Мануйлов. Это подразумевалось. Он был очень скрытным, не хотел себя компрометировать».
Официальный следователь Соколов сообщал, что Юсупов говорил о ненависти Распутина к императору, о его брани в адрес царя. «Не хочу повторять выражений Распутина, – писал Соколов, – но очень хорошо понимаю, почему Юсупов рисует его чудовищем». Мнение Распутина о царе и царице, которое он высказывал в присутствии Юсупова, таково: «Он [царь] никогда ни на что был не годен, а царица – мудрая государыня. Надо всю власть отдать в ее руки, пусть правит, тогда все устроится к лучшему. Такова народная воля».
Несомненно, царь становился помехой, опасным препятствием для осуществления «плана, достойного государственного деятеля», задуманного кликой Распутина и возглавлявшими ее оккультистами. Опасным по-настоящему, поскольку придворные, великие князья, гвардия, Дума уже не ограничивались платонической ненавистью к чудовищу, подчинившему себе царицу и надежно лишившему их возможности участвовать в управлении страной. Распутин, несомненно, понимал их чаяния. Поэтому ему было необходимо парализовать волю императора, пристально наблюдать за ним и контролировать его. Возможно, поэтому хотел переместить Ставку Верховного главнокомандующего в Царское Село.
Впрочем, Распутин был не единственным чудотворцем, присутствовавшим у постели наследника цесаревича. Вслед за ним появился тибетский целитель Бадмаев, о котором я уже упоминал, цитируя Жильяра.
Бадмаев, самый деятельный член клики Распутина, лечил больных травами, корешками, бальзамами, утверждал, что действительно знает «древние целительные секреты лам и имел в Санкт-Петербурге массу клиентов, которые слепо ему доверяли». Кстати, одним из них был Протопопов, и именно лекарь представил будущего министра Распутину. Старец как-то проговорился Юсупову, что травы и коренья Бадмаева могут «парализовать рассудок, остановить и усилить кровотечение». Именно кровотечениями страдал цесаревич. Что касается душевного паралича, найдется ли более жуткий пример лечебной практики Бадмаева, чем император с беспомощной улыбкой и непрестанно блуждающим взглядом, забывший о теме своей беседы с бывшим премьер-министром?
В момент, о котором сейчас идет речь (январь–февраль 1917 года), Распутин был уже мертв, но жизнь в Царском Селе шла по-прежнему. Протопопов, земное воплощение человека Божия, во всеуслышание заявлял, что верит «в одну императрицу». Императрица, полная необычайной энергии и стремления к власти, практически уже стала «Екатериной II» – царь подписал тайный указ, фактически объявив ее регентшей.
Отныне министры были обязаны отчитываться перед императрицей. Пока царь какое-то время после смерти Распутина жил в Царском Селе, ни одно важное решение не принималось без ее участия.

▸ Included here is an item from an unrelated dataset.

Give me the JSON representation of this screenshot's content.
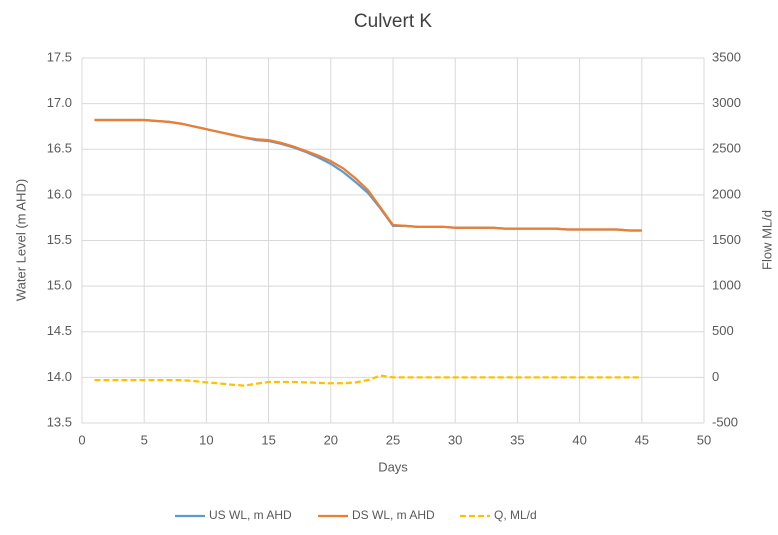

Теперь перед ней стояла одна цель: сохранить в неприкосновенности самодержавную власть для сына Алексея, который непременно должен жить и царствовать. Великие князья были высланы в свои самые дальние поместья, армия находилась под подозрением, закрывались общественные организации, работавшие на национальную оборону (Союзы), Дума была распущена. Мы воюем со всеми, надо твердо держаться. Смерть Распутина решительно подтвердила, что Распутин жив. Ради него Царское Село разорвало последние связи с народом и армией… навсегда.
Глава 6
Самоубийство монархии
10 (23) февраля председатель Думы Родзянко представил царю последний доклад, предприняв последнюю попытку спасти монархию. Император выслушал и после минутного тягостного молчания спросил:
– Вы по-прежнему просите отставки Протопопова?
– Да, государь. Раньше просил, теперь требую.
– И чего надеетесь добиться, позвольте спросить?
– Вашего спасения от беды, государь! Нас ждут колоссальные непредсказуемые потрясения. Ваши личные поступки и действия правительства до невозможности раздражают народ. Всех тиранит полный прохвост. Каждый спрашивает: «Если на такое способен любой проходимец, то почему не я, уважаемый гражданин?» Эта мысль распространяется в армии, ведет к анархии. Вы изволили некогда следовать моим советам и получали хорошие результаты.
– Какие? – спросил царь.
– В 1915 году, если помните, вы отправили Маклакова в отставку.
– Да, и теперь жалею об этом, – ответил царь, глядя прямо в глаза Родзянко. – Он отнюдь не глуп…
– Надо принимать меры, государь, – настаивал Родзянко.
– Я поступаю по велению Божию.
– Действительно, ваше величество должны горячо молиться, серьезно просить, чтобы Бог указал верный путь, ибо любой шаг может стать фатальным.
Император поднялся.
– Я оставляю вас, государь, – сказал Родзянко, – твердо уверенный, что в последний раз вам докладывал.
– Почему?
– Я полтора часа описывал ситуацию и по всему вижу, что вас повели по опаснейшему пути… Вы хотите распустить Думу. В таком случае я уже не председатель, больше не буду вас посещать. Самое худшее мое предчувствие и убеждение, что не пройдет трех недель, как вспыхнет такая революция, которая сметет вас, и вы уже не будете царствовать.
– Откуда вам известно?
– Из общего развития событий. Нельзя играть достоинством и волей народа подобно назначаемым вами людям. Нельзя делать всяких распутиных главным стержнем политики. Государь, вы пожинаете то, что посеяли.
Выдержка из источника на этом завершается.